There are many options for diaper bags, some small handheld jobs, some that should come with wheels. Some have compartments and zippered pockets, some are simply one big pouch.

1. The bag itself:
I prefer a bag that is not cluttered up with hundreds of little pockets, this is a simple canvas messenger bag. It has one large compartment, with a single smaller zippered pocket. I find that the single pouch approach works well, if you keep your items in gallon freezer bags. This keeps everything organized, easy to take out and has the added benefit of preventing leaks and spills from the lotions that you need to carry. This bag was not made to be a diaper bag, and I think that is why I like it. I carried this as my bag for work for five years before it ever saw duty in the diaper wars.

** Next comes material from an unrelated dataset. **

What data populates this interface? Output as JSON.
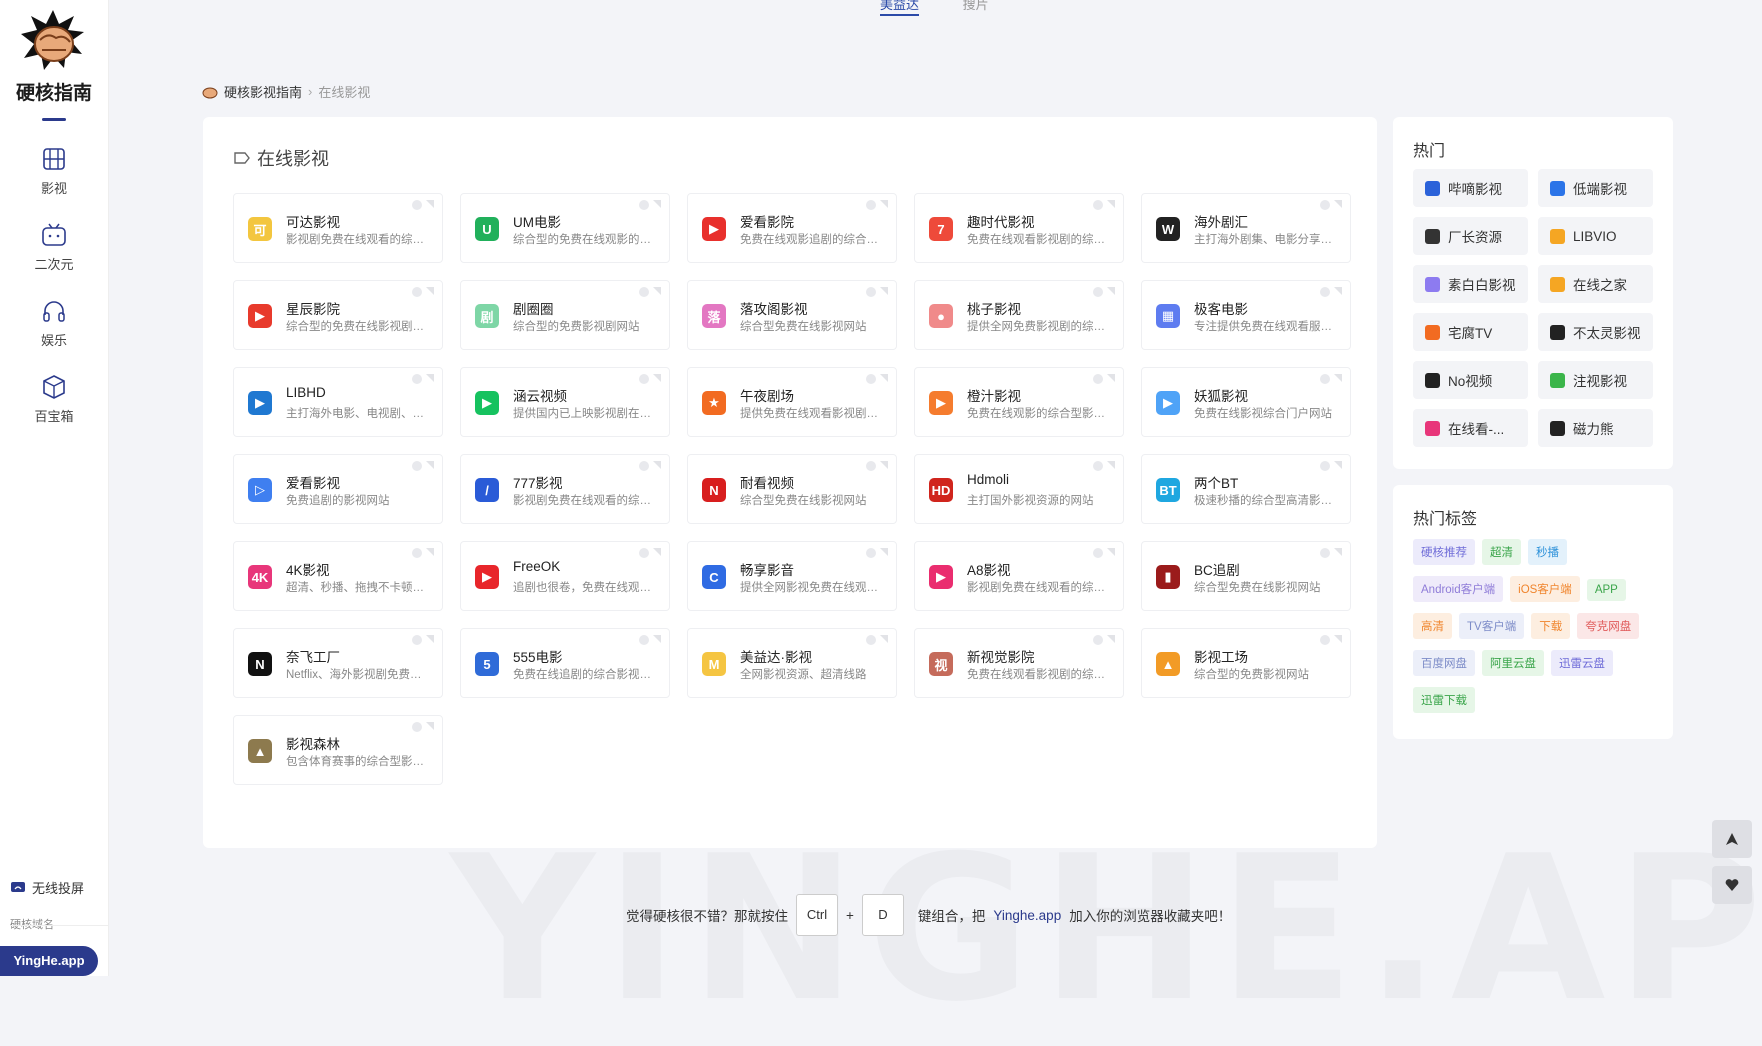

2. The diaper accessories bag:
This small bag holds everything that is needed for a run to the bathroom with the kid. Having this allows you to fill the diaper bag with food, toys, purchases, and not have to haul everything with you when you have hit the changing station. You want a bag that will fit the essentials, but is not a second diaper bag. This one came on a sheet set, or towels.

3. Changing Pad:
Not only will this give a little padding between your kid and the counter/changing station, it also keeps them from laying directly on the possibly dirty surface. When changing at a friend’s house it also acts a barrier for any leaks that might occur during changing.

4. Diapers!:
What is a diaper bag without diapers? I suggest keeping at least 6 in your bag. This sounds like a lot, but if you keep them in a freezer bag, you can compress them down quite a bit.

5. Wipes:
There are wipes made to travel, but I find that the closers/lids tend to not work very well. We use wipes at home that as in a soft-sided container, this works great in the diaper bag once about half of the wipes are gone.

6. Dirty Diaper Bags:
These are essential for containing the smell of a used diaper.

7. Crayons:
You will get crayons at almost every restaurant you take the kid to, just grab them and toss them in your diaper bag. If you are ever stuck at the DMV, a church service without child care, or any situation where the kid might get bored, these are a quiet life saver. (These go in the small zippered pocket, or get their own zipper bag.)

8. Sun Block:
Carry this at all times, even in the winter. Once you take it out of the bag, you will get caught without it in the Spring.

9. Hand Sanitizer:
If you have had your kid for more than a week this one is self explanatory.

10. Diaper Cream:
Especially early on this will be crucial. Again, the minute you do not have this on you, you will need it.

11. Multi-tool:
Now this is where we get manly. I have always carried a pocket knife/multi-tool. Really any guy should, because you will always find a way to use it. As a dad this gets even more use. Kid broke something, fix it. No bendy straws, cut a straight one down to size. Fingernails long enough to scratch other kids, file them down. I especially like the Gerber as it can be opened with one hand, and one handed is how you will go through the first few years of the kids life.

12. Snack:
Again, keep these replenished. I alternate between chewy granola bars and gummy fruit snacks. Neither suffer from being bounced around the diaper bag, and they both work great when you need to bribe your child to leave the playground, get in the car, come down off the roof.

There will always be items you want to carry that are specific to your outing (beach, zoo, mall, etc.) but these are the essentials that you should always have with you.